More disturbing to me are the number of books I've read that I no longer remember. I know I read them because there are little remnant pieces of code on my internal hard drive. A flash of a scene or snippet of dialogue. The rest of the book, the title, the author, all gone. Like on a Windows machine when you remove an application but it always leaves some little file or directory behind as evidence of its one-time presence, little by little these files accumulating and eating your hard drive space with useless remnants that serve no purpose. With age comes the growing fear that The Blue Screen of Death is an eventuality, even though the machine still powers up.

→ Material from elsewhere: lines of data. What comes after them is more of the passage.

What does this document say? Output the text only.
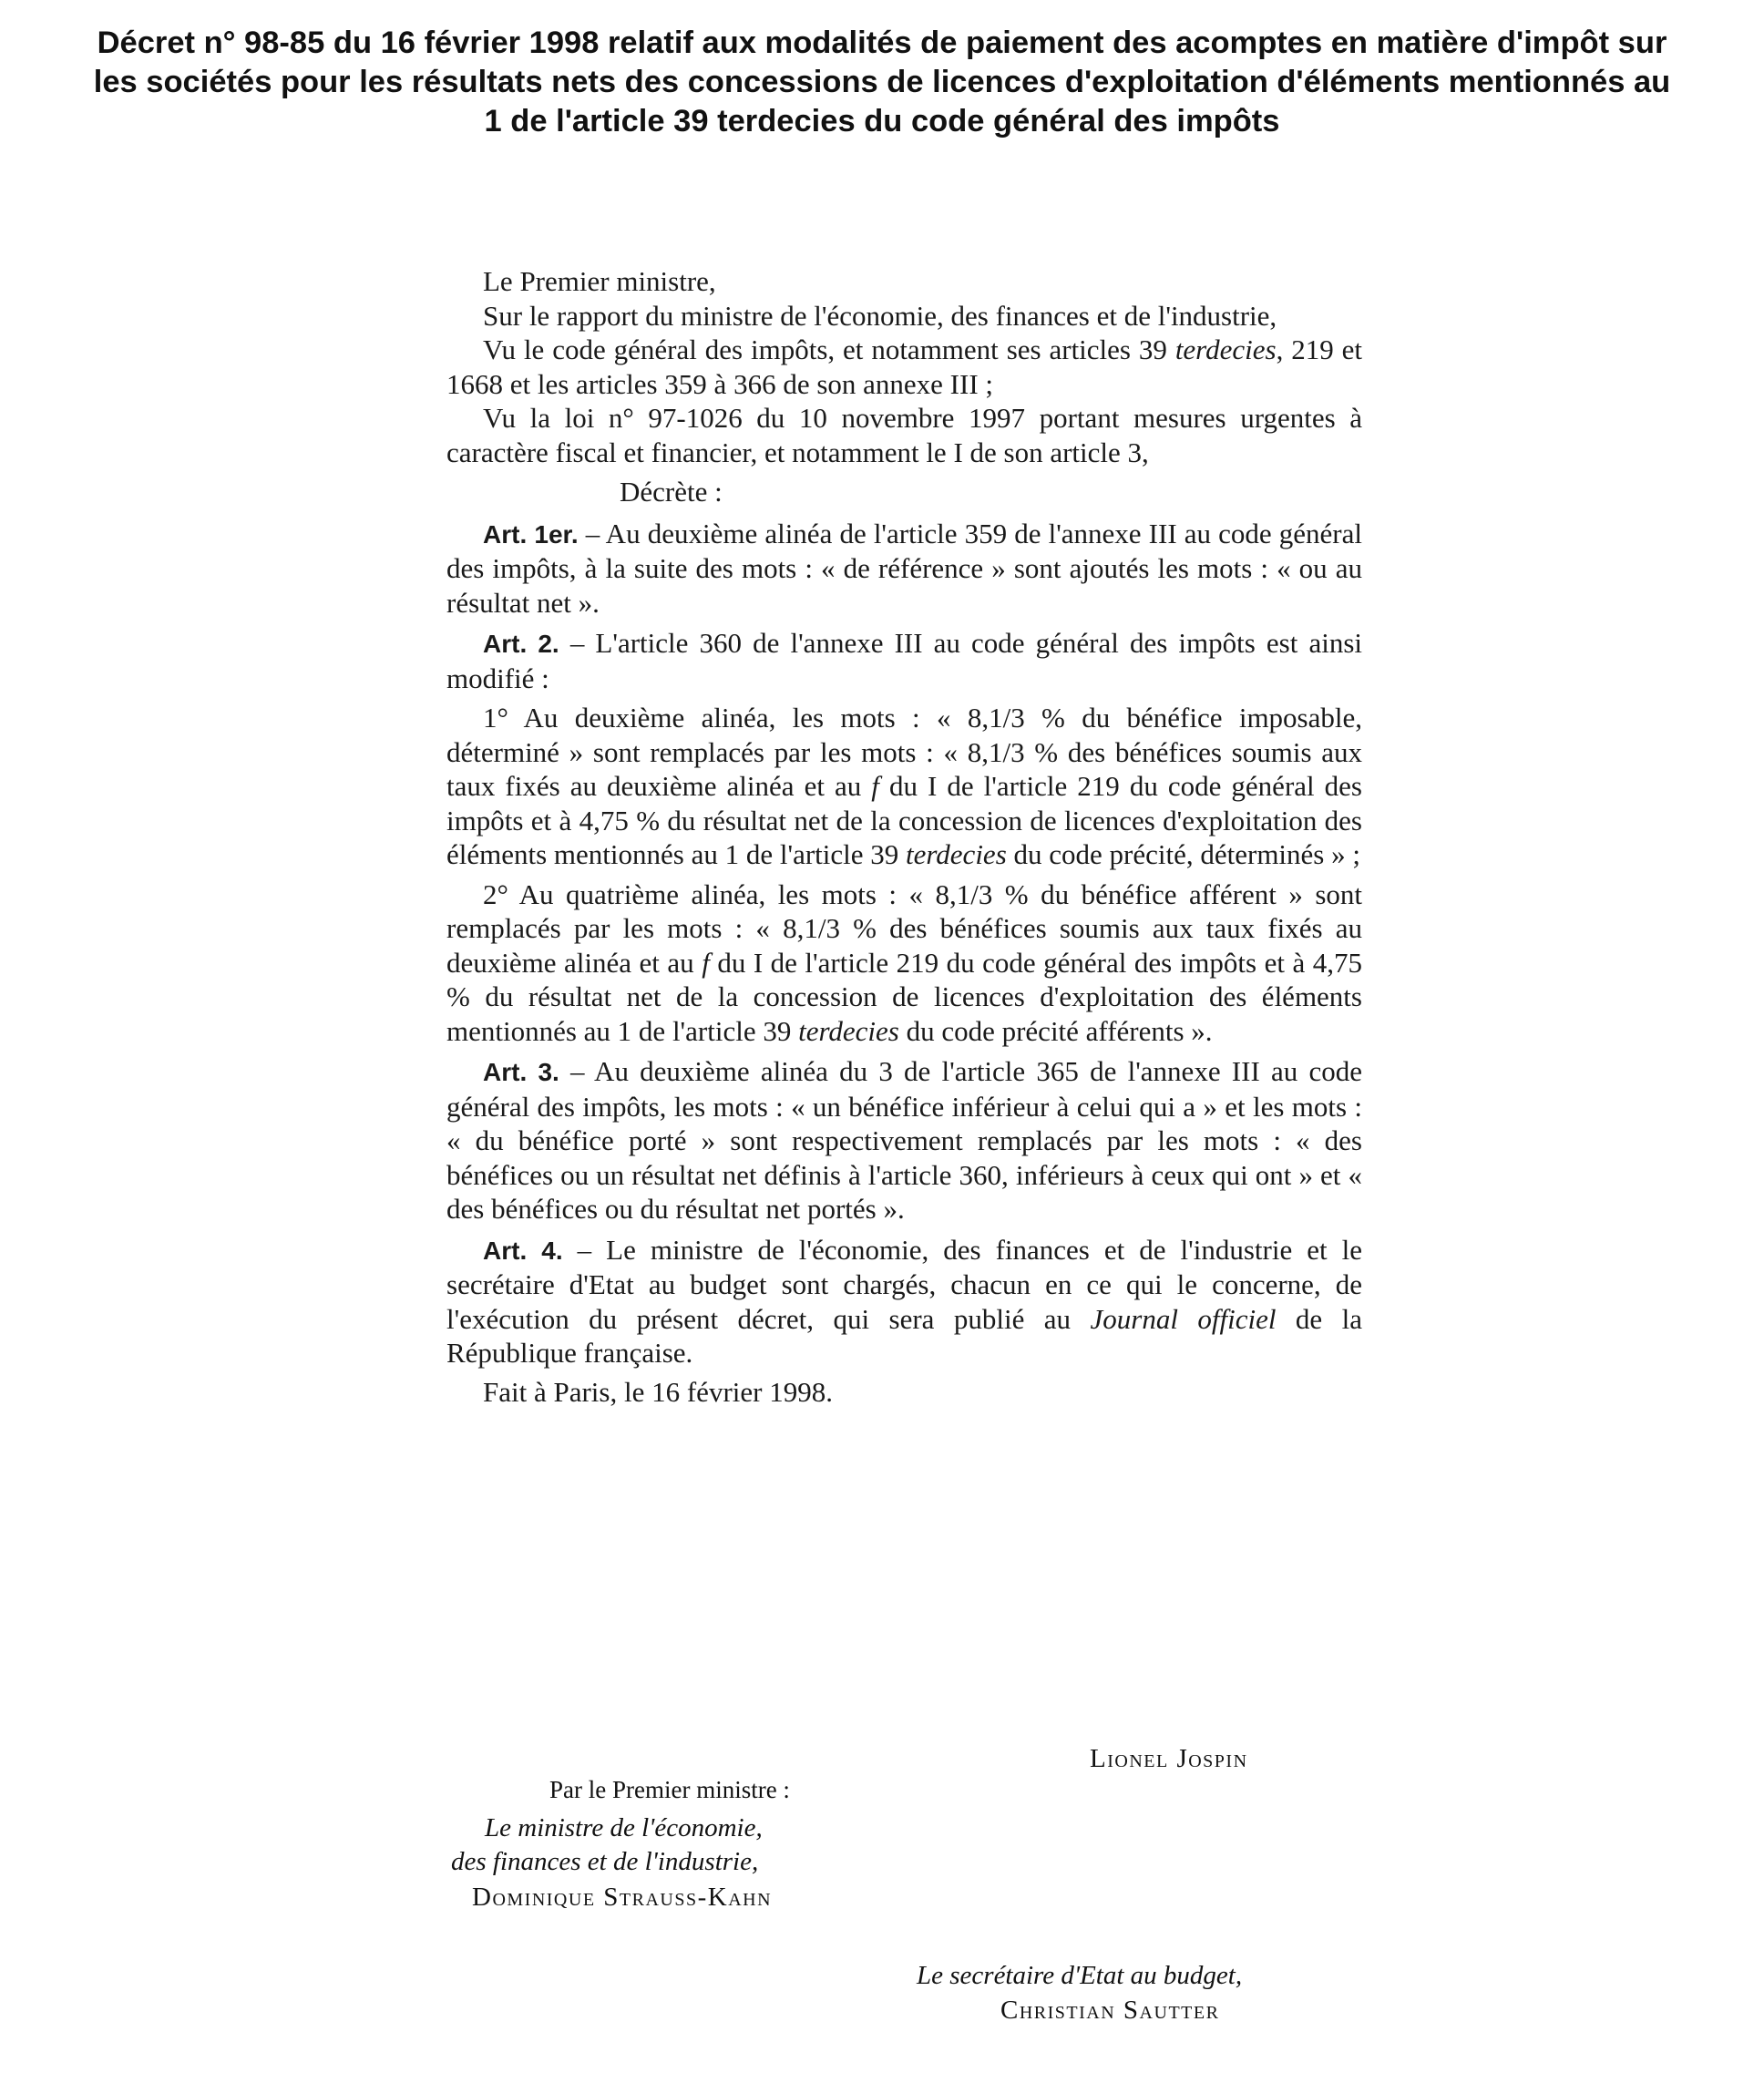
Décret n° 98-85 du 16 février 1998 relatif aux modalités de paiement des acomptes en matière d'impôt sur
les sociétés pour les résultats nets des concessions de licences d'exploitation d'éléments mentionnés au
1 de l'article 39 terdecies du code général des impôts

Le Premier ministre,

Sur le rapport du ministre de l'économie, des finances et de l'industrie,

Vu le code général des impôts, et notamment ses articles 39 terdecies, 219 et 1668 et les articles 359 à 366 de son annexe III ;

Vu la loi n° 97-1026 du 10 novembre 1997 portant mesures urgentes à caractère fiscal et financier, et notamment le I de son article 3,

Décrète :

Art. 1er. – Au deuxième alinéa de l'article 359 de l'annexe III au code général des impôts, à la suite des mots : « de référence » sont ajoutés les mots : « ou au résultat net ».

Art. 2. – L'article 360 de l'annexe III au code général des impôts est ainsi modifié :

1° Au deuxième alinéa, les mots : « 8,1/3 % du bénéfice imposable, déterminé » sont remplacés par les mots : « 8,1/3 % des bénéfices soumis aux taux fixés au deuxième alinéa et au f du I de l'article 219 du code général des impôts et à 4,75 % du résultat net de la concession de licences d'exploitation des éléments mentionnés au 1 de l'article 39 terdecies du code précité, déterminés » ;

2° Au quatrième alinéa, les mots : « 8,1/3 % du bénéfice afférent » sont remplacés par les mots : « 8,1/3 % des bénéfices soumis aux taux fixés au deuxième alinéa et au f du I de l'article 219 du code général des impôts et à 4,75 % du résultat net de la concession de licences d'exploitation des éléments mentionnés au 1 de l'article 39 terdecies du code précité afférents ».

Art. 3. – Au deuxième alinéa du 3 de l'article 365 de l'annexe III au code général des impôts, les mots : « un bénéfice inférieur à celui qui a » et les mots : « du bénéfice porté » sont respectivement remplacés par les mots : « des bénéfices ou un résultat net définis à l'article 360, inférieurs à ceux qui ont » et « des bénéfices ou du résultat net portés ».

Art. 4. – Le ministre de l'économie, des finances et de l'industrie et le secrétaire d'Etat au budget sont chargés, chacun en ce qui le concerne, de l'exécution du présent décret, qui sera publié au Journal officiel de la République française.

Fait à Paris, le 16 février 1998.

Lionel Jospin
Par le Premier ministre :
Le ministre de l'économie,
des finances et de l'industrie,
Dominique Strauss-Kahn
Le secrétaire d'Etat au budget,
Christian Sautter
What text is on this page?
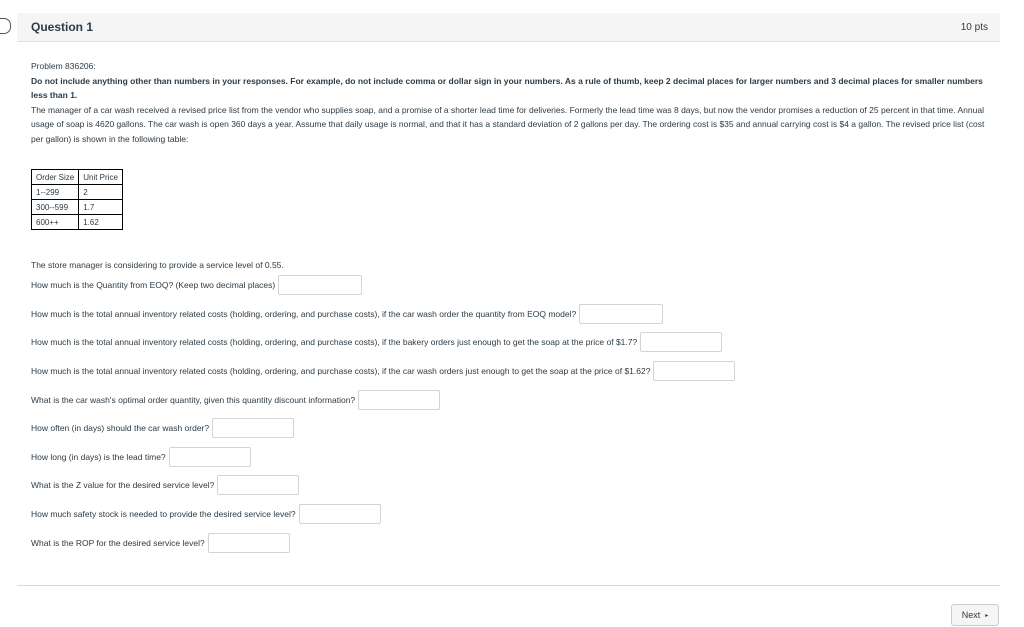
Question 1	10 pts

Problem 836206:

Do not include anything other than numbers in your responses. For example, do not include comma or dollar sign in your numbers. As a rule of thumb, keep 2 decimal places for larger numbers and 3 decimal places for smaller numbers less than 1.

The manager of a car wash received a revised price list from the vendor who supplies soap, and a promise of a shorter lead time for deliveries. Formerly the lead time was 8 days, but now the vendor promises a reduction of 25 percent in that time. Annual usage of soap is 4620 gallons. The car wash is open 360 days a year. Assume that daily usage is normal, and that it has a standard deviation of 2 gallons per day. The ordering cost is $35 and annual carrying cost is $4 a gallon. The revised price list (cost per gallon) is shown in the following table:

Order Size	Unit Price
1--299	2
300--599	1.7
600++	1.62
The store manager is considering to provide a service level of 0.55.
How much is the Quantity from EOQ? (Keep two decimal places)
How much is the total annual inventory related costs (holding, ordering, and purchase costs), if the car wash order the quantity from EOQ model?
How much is the total annual inventory related costs (holding, ordering, and purchase costs), if the bakery orders just enough to get the soap at the price of $1.7?
How much is the total annual inventory related costs (holding, ordering, and purchase costs), if the car wash orders just enough to get the soap at the price of $1.62?
What is the car wash's optimal order quantity, given this quantity discount information?
How often (in days) should the car wash order?
How long (in days) is the lead time?
What is the Z value for the desired service level?
How much safety stock is needed to provide the desired service level?
What is the ROP for the desired service level?
Next ▸
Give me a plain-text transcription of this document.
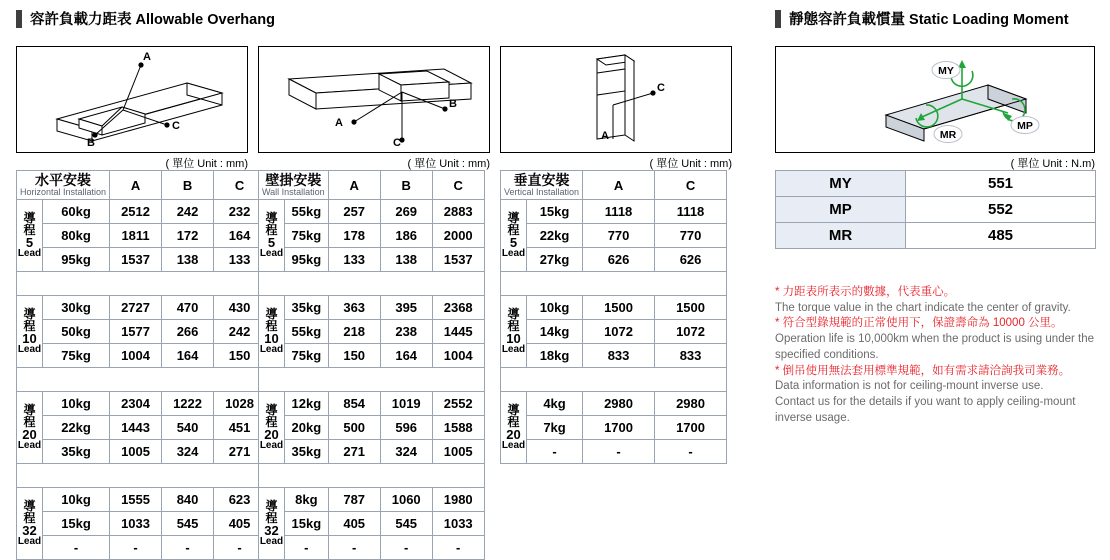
容許負載力距表 Allowable Overhang	靜態容許負載慣量 Static Loading Moment
A
C
B
A
B
C
C
A
MY
MP
MR
( 單位 Unit : mm)	( 單位 Unit : mm)	( 單位 Unit : mm)	( 單位 Unit : N.m)
水平安裝
Horizontal Installation		A	B	C

導
程
5
Lead	60kg	2512	242	232
	80kg	1811	172	164
	95kg	1537	138	133

導
程
10
Lead	30kg	2727	470	430
	50kg	1577	266	242
	75kg	1004	164	150

導
程
20
Lead	10kg	2304	1222	1028
	22kg	1443	540	451
	35kg	1005	324	271

導
程
32
Lead	10kg	1555	840	623
	15kg	1033	545	405
	-	-	-	-
壁掛安裝
Wall Installation		A	B	C

導
程
5
Lead	55kg	257	269	2883
	75kg	178	186	2000
	95kg	133	138	1537

導
程
10
Lead	35kg	363	395	2368
	55kg	218	238	1445
	75kg	150	164	1004

導
程
20
Lead	12kg	854	1019	2552
	20kg	500	596	1588
	35kg	271	324	1005

導
程
32
Lead	8kg	787	1060	1980
	15kg	405	545	1033
	-	-	-	-
垂直安裝
Vertical Installation		A	C

導
程
5
Lead	15kg	1118	1118
	22kg	770	770
	27kg	626	626

導
程
10
Lead	10kg	1500	1500
	14kg	1072	1072
	18kg	833	833

導
程
20
Lead	4kg	2980	2980
	7kg	1700	1700
	-	-	-
MY	551
MP	552
MR	485

* 力距表所表示的數據，代表重心。

The torque value in the chart indicate the center of gravity.

* 符合型錄規範的正常使用下，保證壽命為 10000 公里。

Operation life is 10,000km when the product is using under the

specified conditions.

* 倒吊使用無法套用標準規範，如有需求請洽詢我司業務。

Data information is not for ceiling-mount inverse use.

Contact us for the details if you want to apply ceiling-mount

inverse usage.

Its better that remembering virtually everything you've read.... I have a virtually photographic memory for things I've read (not however for anything else) with the end result that I've read well over 2ooo books and could give you a basic plot synopsis of most of them. I fear that I am about to experience a stack overflow error and put my database into permanent shutdown
I have read 1.2 million books. In the last 12 months, from memory: Harry Potter & The Order of the Phoenix Charlotte's Web The Handmaid's Tale Jaws/Buck Rogers - I read these two at the same time, as an exercise in mental expansion. Whizzer & Chips Emmanelle (complete scripts, unabridged) The Gestapo The Yorkshire Ripper True Murders Crime London Gangsters of London Britain's Hardest Villages Evil In My Cupboard I Spit On Your Shoes I Survived The Electric Chair Hair Pride & Prejudice I/Pride & Prejudice 2 Alopecia Hairdresser The Omen The Exorcist The Babysitter The Handmaid's Tale Handbook Dysfunction Is Not Your Destiny Pubs of Lundy Sealions & The Modern Aquarium Sealions Of The Serengeti Nudes Of The Pirelli Calender 1887-2012 (Abridged) The Complete American Poetry Pamphlet
I'm quite similar. And sometimes, I'll pick something up and think 'Oh, I don't think I read this one', and by the end of chapter 1 I remember everything that is coming.
And dudettes. With a lot of great things to say. May we all aspire to be on such a list someday, whatever our color, etc.
I went to a school where literature wasn't offered, I read Romeo and Juliet and Julius Caesar for class once. I read all others like Dickens,bronte sisters Fitzgerald and other classics just for the fun of it. It's not as disturbing as you think.
Is this a poem? The only thing more pretentious than listing the book you have read, is listing the books you forgot you read. But no-one would do that.
If you don't think Shakespeare is disturbed then its probably about time we introduced you to Titus Andronicus.